Nano iron-oxide coated ball-milled K-feldspar had high adhesion capacity for Bacillus subtilis

Abstract

This study describes a high-energy ball milling followed by nanoscale iron (Fe)-oxide coating technology to produce an activated potassium (K)-feldspar with strong adsorption capacity of K-solubilizing bacterial cells (Bacillus subtilis). The results demonstrated that ball milling treatment significantly reduced the particle size of the K-feldspar while increasing available K content, specific surface area (SSA) and total pore volume. Both Fourier transform infrared spectroscopy (FTIR) and X-ray diffraction (XRD) verified amorphization of the K-feldspar due to considerable damage appeared to the mineral structure. However, the generation of microaggregates restricted above changes in properties of K-feldspar by ball milling.
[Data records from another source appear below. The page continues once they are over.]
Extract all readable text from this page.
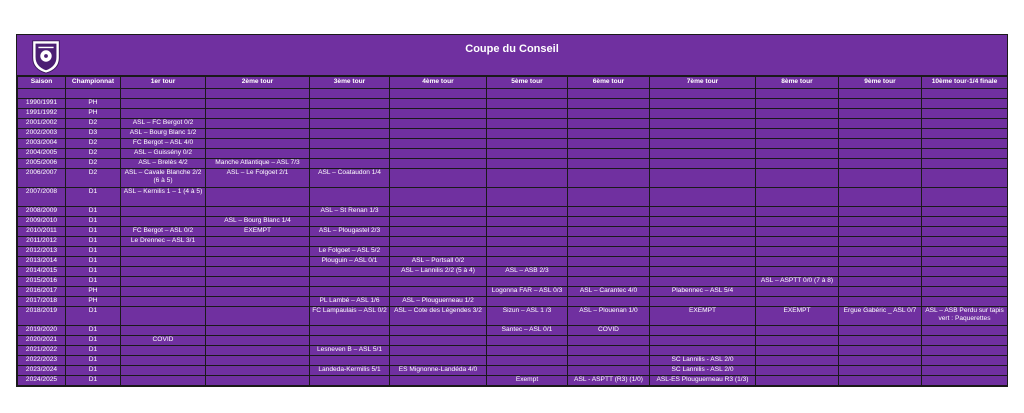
Coupe du Conseil
Saison	Championnat	1er tour	2ème tour	3ème tour	4ème tour	5ème tour	6ème tour	7ème tour	8ème tour	9ème tour	10ème tour-1/4 finale

1990/1991	PH										
1991/1992	PH										
2001/2002	D2	ASL – FC Bergot 0/2									
2002/2003	D3	ASL – Bourg Blanc 1/2									
2003/2004	D2	FC Bergot – ASL 4/0									
2004/2005	D2	ASL – Guissény 0/2									
2005/2006	D2	ASL – Brelès 4/2	Manche Atlantique – ASL 7/3								
2006/2007	D2	ASL – Cavale Blanche 2/2 (6 à 5)	ASL – Le Folgoet 2/1	ASL – Coataudon 1/4							
2007/2008	D1	ASL – Kernilis 1 – 1 (4 à 5)									
2008/2009	D1			ASL – St Renan 1/3							
2009/2010	D1		ASL – Bourg Blanc 1/4								
2010/2011	D1	FC Bergot – ASL 0/2	EXEMPT	ASL – Plougastel 2/3							
2011/2012	D1	Le Drennec – ASL 3/1									
2012/2013	D1			Le Folgoet – ASL 5/2							
2013/2014	D1			Plouguin – ASL 0/1	ASL – Portsall 0/2						
2014/2015	D1				ASL – Lannilis 2/2 (5 à 4)	ASL – ASB 2/3					
2015/2016	D1								ASL – ASPTT 0/0 (7 à 8)		
2016/2017	PH					Logonna FAR – ASL 0/3	ASL – Carantec 4/0	Plabennec – ASL 5/4			
2017/2018	PH			PL Lambé – ASL 1/6	ASL – Plouguerneau 1/2						
2018/2019	D1			FC Lampaulais – ASL 0/2	ASL – Cote des Légendes 3/2	Sizun – ASL 1 /3	ASL – Plouenan 1/0	EXEMPT	EXEMPT	Ergue Gabéric _ ASL 0/7	ASL – ASB Perdu sur tapis vert : Paquerettes
2019/2020	D1					Santec – ASL 0/1	COVID				
2020/2021	D1	COVID									
2021/2022	D1			Lesneven B – ASL 5/1							
2022/2023	D1							SC Lannilis - ASL 2/0			
2023/2024	D1			Landeda-Kermilis 5/1	ES Mignonne-Landéda 4/0			SC Lannilis - ASL 2/0			
2024/2025	D1					Exempt	ASL - ASPTT (R3) (1/0)	ASL-ES Plouguerneau R3 (1/3)			
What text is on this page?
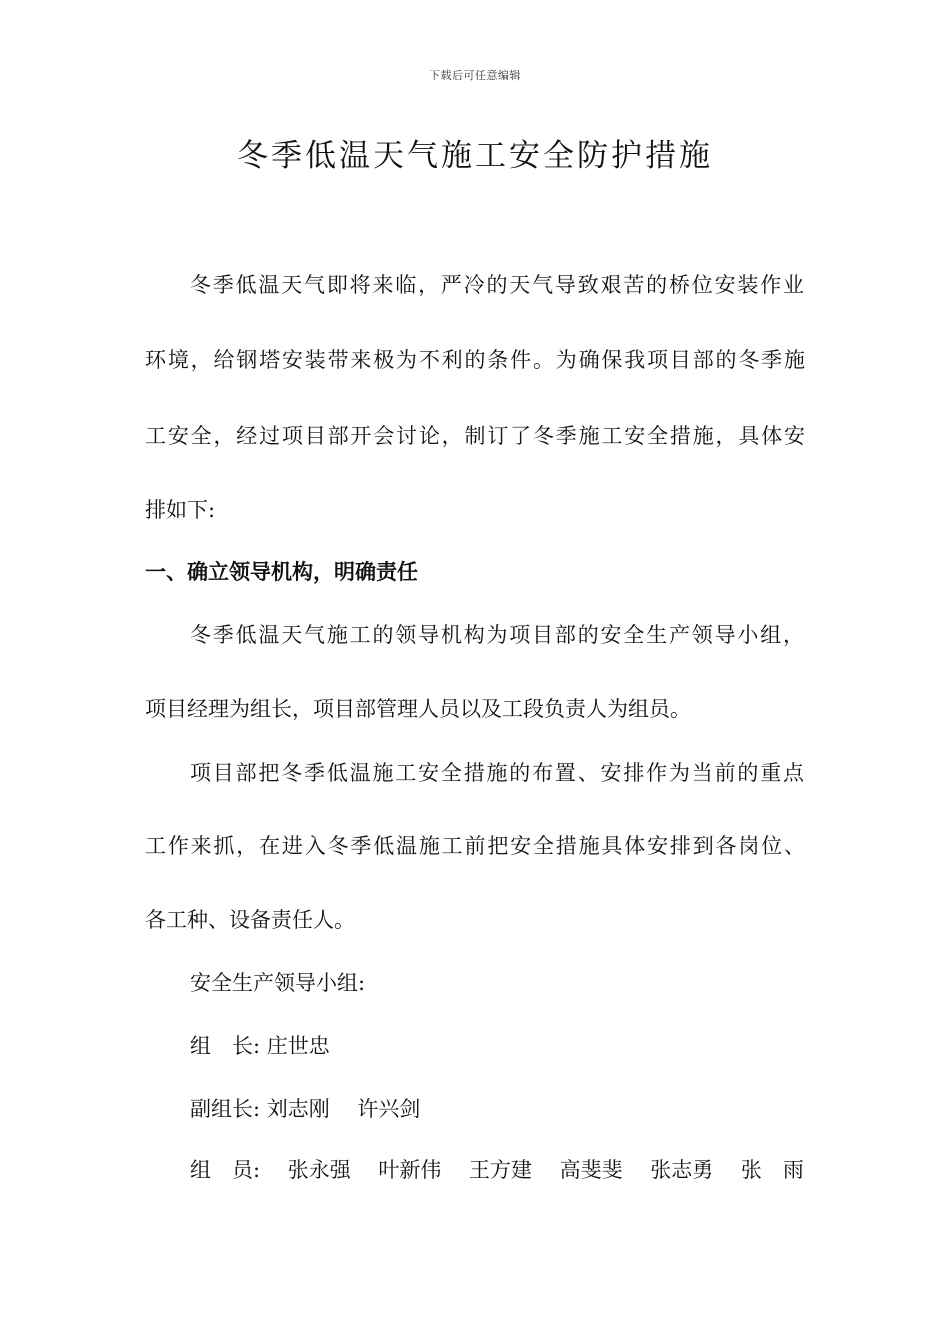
下载后可任意编辑
冬季低温天气施工安全防护措施
冬季低温天气即将来临，严冷的天气导致艰苦的桥位安装作业
环境，给钢塔安装带来极为不利的条件。为确保我项目部的冬季施
工安全，经过项目部开会讨论，制订了冬季施工安全措施，具体安
排如下:
一、确立领导机构，明确责任
冬季低温天气施工的领导机构为项目部的安全生产领导小组，
项目经理为组长，项目部管理人员以及工段负责人为组员。
项目部把冬季低温施工安全措施的布置、安排作为当前的重点
工作来抓，在进入冬季低温施工前把安全措施具体安排到各岗位、
各工种、设备责任人。
安全生产领导小组:
组　长: 庄世忠
副组长: 刘志刚　 许兴剑
组　员: 张永强 叶新伟 王方建 高斐斐 张志勇 张　雨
Nanoscale Fe-oxide coating treatment formed numerous Fe oxides (length of ∼100 nm) on the surface of the optimal ball milled mineral, and greatly increased the SSA and total pore volume. According to the results of the microbial adsorption, Fe-coated K-feldspar minerals with the lowest available nutrient content and highest zeta potential had the greatest capacity to adsorb B. subtilis cells. This implies that we can use this new carrier material for bio-potassium fertilizer, which may be able to efficiently supply soil K by carrying significant quantities of K-solubilizing bacteria.